To date, judges generally have not found such a critical mass of pro-policyholder decisions. For example, back in April 2021, a federal court in the Southern District of Florida acknowledged that conflicting judicial interpretations would be an “important indicator” of ambiguity, but held that the policyholder’s citation of only “a thimble’s worth” of non-Florida caselaw supporting its interpretation of “direct physical loss or damage” could not establish ambiguity when a “tsunami of Florida caselaw” supported the insurer’s interpretation. Graspa Consulting, Inc. v. United Nat'l Ins. Co., 2021 WL 1540907, *5-8 (S.D. Fla. Apr. 16, 2021). The same “thimble”-versus-“tsunami” imbalance remains in the caselaw today, but it is not inconceivable that policyholders will be able to change that in future state appellate courts.

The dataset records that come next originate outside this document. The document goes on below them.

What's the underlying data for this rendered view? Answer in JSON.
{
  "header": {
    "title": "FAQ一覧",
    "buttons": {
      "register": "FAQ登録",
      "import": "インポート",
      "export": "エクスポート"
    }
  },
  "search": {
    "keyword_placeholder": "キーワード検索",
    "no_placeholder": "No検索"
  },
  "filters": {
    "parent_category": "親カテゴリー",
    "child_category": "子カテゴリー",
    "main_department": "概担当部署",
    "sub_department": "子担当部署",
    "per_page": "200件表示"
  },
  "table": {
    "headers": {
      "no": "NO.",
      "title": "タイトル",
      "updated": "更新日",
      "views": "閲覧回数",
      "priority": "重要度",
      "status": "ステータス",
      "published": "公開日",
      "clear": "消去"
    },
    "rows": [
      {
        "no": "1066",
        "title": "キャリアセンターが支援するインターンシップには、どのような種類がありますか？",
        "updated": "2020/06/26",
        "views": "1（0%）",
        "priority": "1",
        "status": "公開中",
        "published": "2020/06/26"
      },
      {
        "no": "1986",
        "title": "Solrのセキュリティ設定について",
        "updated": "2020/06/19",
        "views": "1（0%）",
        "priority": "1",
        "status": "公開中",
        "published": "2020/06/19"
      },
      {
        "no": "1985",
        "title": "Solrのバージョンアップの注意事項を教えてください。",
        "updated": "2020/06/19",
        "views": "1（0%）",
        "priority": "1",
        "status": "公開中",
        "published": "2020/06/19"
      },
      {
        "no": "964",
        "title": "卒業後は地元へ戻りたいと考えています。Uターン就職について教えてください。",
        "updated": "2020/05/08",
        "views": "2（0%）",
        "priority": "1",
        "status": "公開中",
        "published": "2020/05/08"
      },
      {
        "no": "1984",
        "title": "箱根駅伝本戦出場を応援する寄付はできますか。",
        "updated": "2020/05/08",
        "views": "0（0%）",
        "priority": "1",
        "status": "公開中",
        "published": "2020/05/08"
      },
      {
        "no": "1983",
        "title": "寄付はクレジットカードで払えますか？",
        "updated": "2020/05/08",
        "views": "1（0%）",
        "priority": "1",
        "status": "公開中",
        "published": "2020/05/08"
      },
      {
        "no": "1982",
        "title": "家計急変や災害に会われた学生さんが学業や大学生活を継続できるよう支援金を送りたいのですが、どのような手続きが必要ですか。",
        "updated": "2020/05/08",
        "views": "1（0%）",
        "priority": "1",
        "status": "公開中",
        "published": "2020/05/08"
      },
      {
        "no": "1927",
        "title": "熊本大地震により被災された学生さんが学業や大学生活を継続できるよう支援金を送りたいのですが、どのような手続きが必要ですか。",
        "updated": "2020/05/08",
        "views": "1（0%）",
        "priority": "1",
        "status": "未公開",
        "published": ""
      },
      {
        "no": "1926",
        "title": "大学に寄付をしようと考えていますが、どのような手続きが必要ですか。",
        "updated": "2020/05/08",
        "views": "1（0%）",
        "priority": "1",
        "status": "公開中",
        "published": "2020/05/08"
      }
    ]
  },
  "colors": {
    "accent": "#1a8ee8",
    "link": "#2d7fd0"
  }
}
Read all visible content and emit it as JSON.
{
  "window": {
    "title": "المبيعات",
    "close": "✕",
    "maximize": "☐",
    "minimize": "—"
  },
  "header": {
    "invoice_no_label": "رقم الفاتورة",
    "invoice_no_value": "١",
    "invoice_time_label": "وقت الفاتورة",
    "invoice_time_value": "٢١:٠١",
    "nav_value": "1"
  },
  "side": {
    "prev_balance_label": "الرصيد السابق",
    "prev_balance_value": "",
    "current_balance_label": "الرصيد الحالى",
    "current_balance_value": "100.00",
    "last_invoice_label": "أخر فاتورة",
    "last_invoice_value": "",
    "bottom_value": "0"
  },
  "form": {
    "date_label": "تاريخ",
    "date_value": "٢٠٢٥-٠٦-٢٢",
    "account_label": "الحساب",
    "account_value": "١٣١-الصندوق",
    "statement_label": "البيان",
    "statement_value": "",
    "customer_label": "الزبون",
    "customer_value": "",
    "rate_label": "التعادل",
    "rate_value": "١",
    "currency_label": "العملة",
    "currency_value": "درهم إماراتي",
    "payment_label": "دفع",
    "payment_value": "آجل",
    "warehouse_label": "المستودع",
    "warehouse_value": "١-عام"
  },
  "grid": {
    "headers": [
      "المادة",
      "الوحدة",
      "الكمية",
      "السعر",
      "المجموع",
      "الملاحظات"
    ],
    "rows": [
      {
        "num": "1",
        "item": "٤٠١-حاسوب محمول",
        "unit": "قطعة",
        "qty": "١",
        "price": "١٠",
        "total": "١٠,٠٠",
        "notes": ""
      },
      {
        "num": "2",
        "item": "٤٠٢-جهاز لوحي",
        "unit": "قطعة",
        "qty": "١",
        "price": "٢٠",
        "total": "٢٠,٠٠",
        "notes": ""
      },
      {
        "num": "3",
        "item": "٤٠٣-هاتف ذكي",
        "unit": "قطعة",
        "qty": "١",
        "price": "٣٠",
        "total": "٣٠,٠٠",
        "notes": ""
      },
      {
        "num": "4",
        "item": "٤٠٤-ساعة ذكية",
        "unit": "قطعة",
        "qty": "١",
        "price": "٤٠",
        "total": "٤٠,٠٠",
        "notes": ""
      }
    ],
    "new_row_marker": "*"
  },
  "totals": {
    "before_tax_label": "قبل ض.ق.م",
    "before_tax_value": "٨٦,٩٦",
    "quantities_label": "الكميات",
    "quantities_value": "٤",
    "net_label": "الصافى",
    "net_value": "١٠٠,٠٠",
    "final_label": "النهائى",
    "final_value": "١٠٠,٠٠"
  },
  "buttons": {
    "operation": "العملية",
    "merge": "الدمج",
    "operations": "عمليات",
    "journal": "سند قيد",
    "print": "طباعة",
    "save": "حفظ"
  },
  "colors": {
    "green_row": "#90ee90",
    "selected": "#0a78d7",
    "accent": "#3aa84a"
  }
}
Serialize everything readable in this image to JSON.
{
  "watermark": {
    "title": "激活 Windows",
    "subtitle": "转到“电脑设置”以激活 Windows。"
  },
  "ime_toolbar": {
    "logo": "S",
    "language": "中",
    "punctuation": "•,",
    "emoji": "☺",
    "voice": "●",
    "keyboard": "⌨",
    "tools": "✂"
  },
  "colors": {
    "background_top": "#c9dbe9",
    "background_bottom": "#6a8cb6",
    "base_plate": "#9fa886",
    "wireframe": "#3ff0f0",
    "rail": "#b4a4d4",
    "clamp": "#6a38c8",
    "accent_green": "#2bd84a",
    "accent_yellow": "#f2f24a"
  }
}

With billions of dollars collectively on the line, insurers and policyholders involved in the COVID-related litigation should pay close attention to the development of appellate caselaw. Over the next several months, those decisions—and particularly those of the state appellate courts—could add support to policyholders’ interpretations of their policies that until now have not been widely accepted.